Lewis recalls his experience as a young aide to Wisconsin Gov. Tommy Thompson, later DHHS Secretary under President George W. Bush, who was considering whether to join the State Children's Health Insurance Program (SCHIP) that President Bill Clinton had proposed and Congress enacted.

Thompson, a Republican, had to convince reluctant members of his own party that expanding eligibility had benefits, but ultimately he did, Lewis says.

Part of the reason for offering Medicaid to those near the poverty level, “is to make sure they're work-ready,” Lewis says.

Lewis says “the jury is still out” on whether most small businesses will continue to offer their employees insurance even though they're not required to.

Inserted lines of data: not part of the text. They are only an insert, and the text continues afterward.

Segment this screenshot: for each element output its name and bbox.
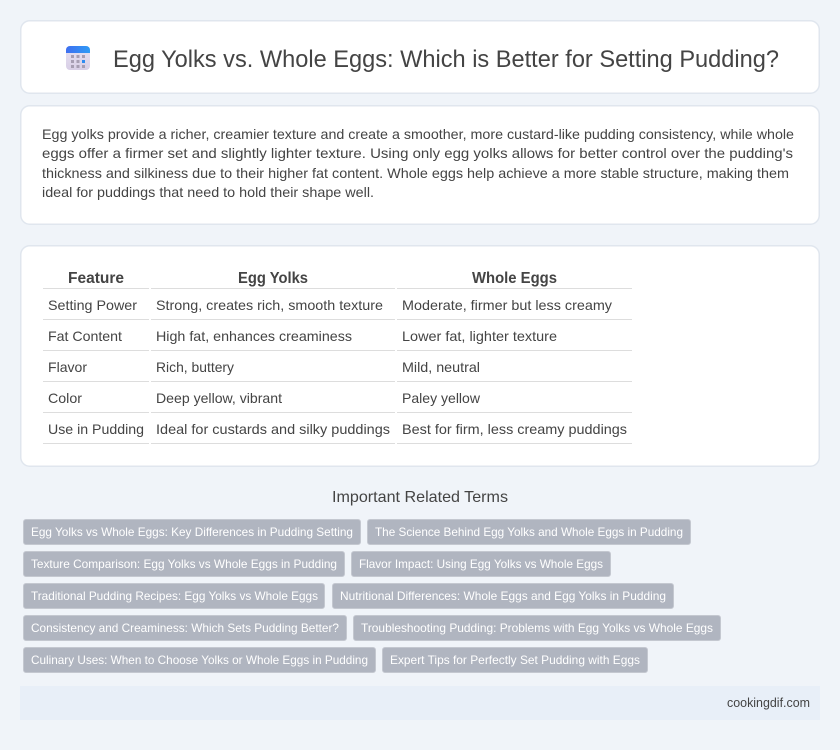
row: fat content: [48, 328, 557, 344]
tag: Troubleshooting Pudding: Problems with Egg Yolks vs Whole Eggs: [361, 621, 713, 635]
tag: Consistency and Creaminess: Which Sets Pudding Better?: [31, 621, 339, 635]
row: setting power: Strong, creates rich, smooth texture: [156, 297, 383, 313]
tag: [382, 648, 648, 672]
tag: Egg Yolks vs Whole Eggs: Key Differences in Pudding Setting: [31, 525, 353, 539]
row: color: Paley yellow: [402, 390, 481, 406]
row: flavor: [48, 359, 480, 375]
table header: [68, 270, 557, 287]
row: use in pudding: Best for firm, less creamy puddings: [402, 421, 627, 437]
row: flavor: Mild, neutral: [402, 359, 480, 375]
panel: introduction: [21, 106, 819, 224]
tag: [24, 520, 360, 544]
row: setting power: [48, 297, 612, 313]
row: flavor: Flavor: [48, 359, 87, 375]
row: color: Deep yellow, vibrant: [156, 390, 282, 406]
row: use in pudding: Use in Pudding: [48, 421, 144, 437]
tag: [332, 584, 674, 608]
related term tags: [24, 520, 720, 672]
row: flavor: Rich, buttery: [156, 359, 234, 375]
row: fat content: High fat, enhances creaminess: [156, 328, 352, 344]
table header: Whole Eggs: [472, 270, 557, 287]
table header: Feature: [68, 270, 124, 287]
tag: [354, 616, 720, 640]
row: fat content: Fat Content: [48, 328, 122, 344]
tag: [368, 520, 690, 544]
row: use in pudding: [48, 421, 627, 437]
tag: Nutritional Differences: Whole Eggs and Egg Yolks in Pudding: [340, 589, 666, 603]
tag: Flavor Impact: Using Egg Yolks vs Whole Eggs: [359, 557, 603, 571]
row: fat content: Lower fat, lighter texture: [402, 328, 557, 344]
tag: Culinary Uses: When to Choose Yolks or Whole Eggs in Pudding: [31, 653, 368, 667]
icon: calendar: [66, 46, 90, 70]
tag: Traditional Pudding Recipes: Egg Yolks vs Whole Eggs: [31, 589, 318, 603]
row: setting power: Setting Power: [48, 297, 137, 313]
tag: Texture Comparison: Egg Yolks vs Whole Eggs in Pudding: [31, 557, 337, 571]
heading: related terms: Important Related Terms: [332, 489, 508, 506]
tag: The Science Behind Egg Yolks and Whole Eggs in Pudding: [375, 525, 683, 539]
panel: title header: [21, 21, 819, 93]
table header: Egg Yolks: [238, 270, 308, 287]
title: Egg Yolks vs. Whole Eggs: Which is Better for Setting Pudding?: [113, 46, 779, 73]
footer: [20, 686, 820, 720]
tag: Expert Tips for Perfectly Set Pudding with Eggs: [390, 653, 640, 667]
intro text: ideal for puddings that need to hold their shape well.: [42, 184, 374, 200]
footer source: cookingdif.com: [727, 696, 810, 710]
tag: [24, 648, 376, 672]
tag: [352, 552, 610, 576]
tag: [24, 584, 324, 608]
intro text: Egg yolks provide a richer, creamier texture and create a smoother, more custard-like pudding consistency, while whole: [42, 126, 794, 142]
row: color: [48, 390, 481, 406]
row: color: Color: [48, 390, 82, 406]
intro text: eggs offer a firmer set and slightly lighter texture. Using only egg yolks allows for better control over the pudding's: [42, 145, 793, 161]
tag: [24, 552, 344, 576]
tag: [24, 616, 346, 640]
intro text: [42, 126, 794, 200]
row: use in pudding: Ideal for custards and silky puddings: [156, 421, 390, 437]
row: setting power: Moderate, firmer but less creamy: [402, 297, 612, 313]
intro text: thickness and silkiness due to their higher fat content. Whole eggs help achieve a more stable structure, making them: [42, 165, 789, 181]
panel: comparison table: [21, 246, 819, 466]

What's beginning to emerge, though, is that companies with primarily low-wage employees will likely find better deals on the exchange, with its generous subsidies for individuals. Firms with higher-paid employees may well decide it works better to offer a company policy even for a few individuals.

“We've learned too much about to make health care work better to ever go back,” he says. “This is an exciting time to be in our field.”